BioWorld International Correspondent

Fusion Antibodies Ltd. raised another $2.4 million to fund preclinical development of a pipeline of monoclonal antibodies in development for cancer applications, adding to the $2.5 million it banked last year.

In addition to the new investment, the Belfast, Northern Ireland-based company also gained £400,000 (US$813,000) in research funding from Invest Northern Ireland, the government agency that promotes industrial development in Northern Ireland.

Fusion Antibodies was founded in 2001 by Chief Scientific Officer Jim Johnston, who holds the chair of immunology at Queen's University Belfast (QUB). "For the last five, six years, most people know us as a service company," Business Development Director Paul Kerr told BioWorld International.

That activity, which includes antibody engineering, antibody sequencing and recombinant protein expression, brought in $1.3 million in revenue in 2006. To date, the company has purified some 500 recombinant proteins and has raised more than 200 antibodies for third-party clients.

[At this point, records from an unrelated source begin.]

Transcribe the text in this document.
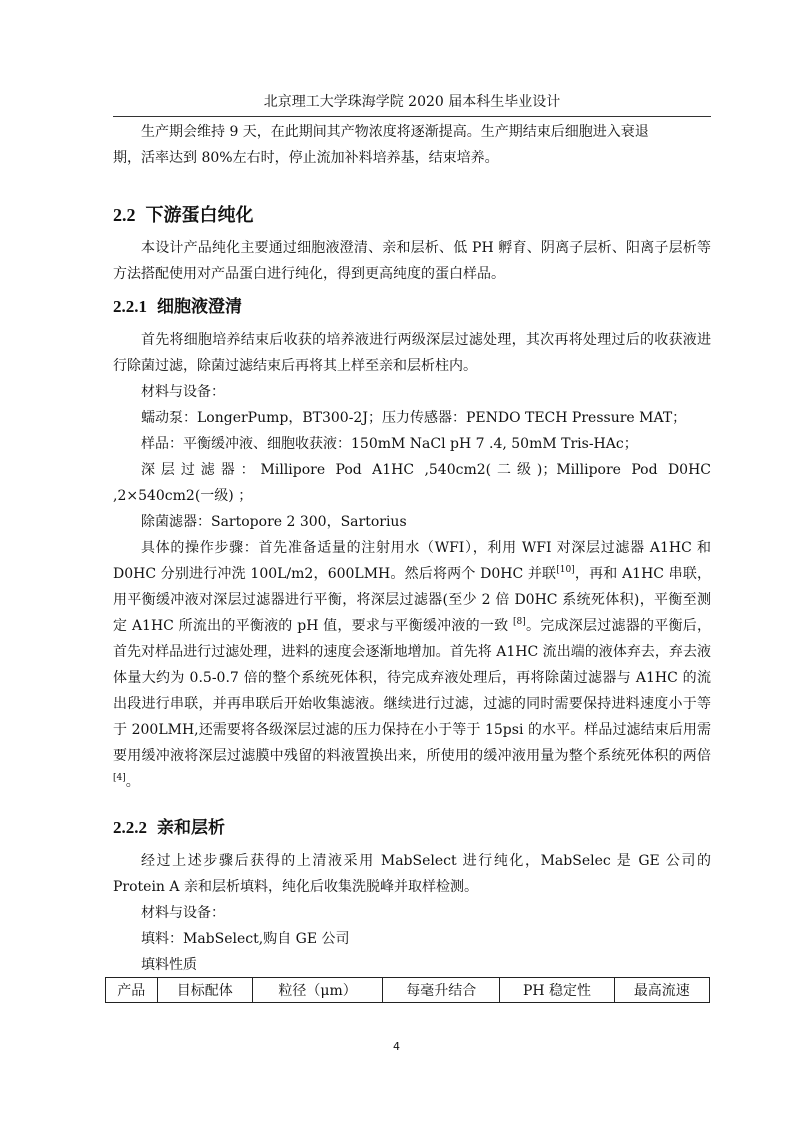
北京理工大学珠海学院 2020 届本科生毕业设计
生产期会维持 9 天，在此期间其产物浓度将逐渐提高。生产期结束后细胞进入衰退
期，活率达到 80%左右时，停止流加补料培养基，结束培养。
2.2 下游蛋白纯化

本设计产品纯化主要通过细胞液澄清、亲和层析、低 PH 孵育、阴离子层析、阳离子层析等方法搭配使用对产品蛋白进行纯化，得到更高纯度的蛋白样品。

2.2.1 细胞液澄清

首先将细胞培养结束后收获的培养液进行两级深层过滤处理，其次再将处理过后的收获液进行除菌过滤，除菌过滤结束后再将其上样至亲和层析柱内。

材料与设备：
蠕动泵：LongerPump，BT300-2J；压力传感器：PENDO TECH Pressure MAT；
样品：平衡缓冲液、细胞收获液：150mM NaCl pH 7 .4, 50mM Tris-HAc；

深层过滤器：Millipore Pod A1HC ,540cm2(二级)；Millipore Pod D0HC ,2×540cm2(一级) ；

除菌滤器：Sartopore 2 300，Sartorius

具体的操作步骤：首先准备适量的注射用水（WFI），利用 WFI 对深层过滤器 A1HC 和 D0HC 分别进行冲洗 100L/m2，600LMH。然后将两个 D0HC 并联[10]，再和 A1HC 串联，用平衡缓冲液对深层过滤器进行平衡，将深层过滤器(至少 2 倍 D0HC 系统死体积)，平衡至测定 A1HC 所流出的平衡液的 pH 值，要求与平衡缓冲液的一致 [8]。完成深层过滤器的平衡后，首先对样品进行过滤处理，进料的速度会逐渐地增加。首先将 A1HC 流出端的液体弃去，弃去液体量大约为 0.5-0.7 倍的整个系统死体积，待完成弃液处理后，再将除菌过滤器与 A1HC 的流出段进行串联，并再串联后开始收集滤液。继续进行过滤，过滤的同时需要保持进料速度小于等于 200LMH,还需要将各级深层过滤的压力保持在小于等于 15psi 的水平。样品过滤结束后用需要用缓冲液将深层过滤膜中残留的料液置换出来，所使用的缓冲液用量为整个系统死体积的两倍[4]。

2.2.2 亲和层析

经过上述步骤后获得的上清液采用 MabSelect 进行纯化，MabSelec 是 GE 公司的 Protein A 亲和层析填料，纯化后收集洗脱峰并取样检测。

材料与设备：
填料：MabSelect,购自 GE 公司
填料性质
产品	目标配体	粒径（μm）	每毫升结合	PH 稳定性	最高流速
4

However, Fusion's ambition from the outset was to develop a pipeline of therapeutic antibodies for cancer treatment that would be administered in combination with existing chemotherapy drugs. "Now we've actually built a nice protocol, and we're generating good hits," Kerr said.

It has a portfolio of about a dozen antibodies directed against proprietary targets, most of which were identified by the company's in-house genome mining efforts. The remainder were in-licensed from QUB. The two lead drug candidates should complete preclinical development next year. "We're hoping to go into a Phase I clinical trial in 2009," Kerr said.

The participants in the recent round are all based in Northern Ireland. They include Crescent Capital, Viridian Growth Fund, QUBIS Ltd., the University Challenge Fund and Invest Northern Ireland.

Scarcity of funding hampered Fusion's drug discovery efforts during its initial years of activity. "This is Belfast, not Boston," Kerr said. However, the cessation of violence and the recent political settlement within the region have bolstered economic confidence. The company aims to raise substantially more funding when it is ready to move into the clinic.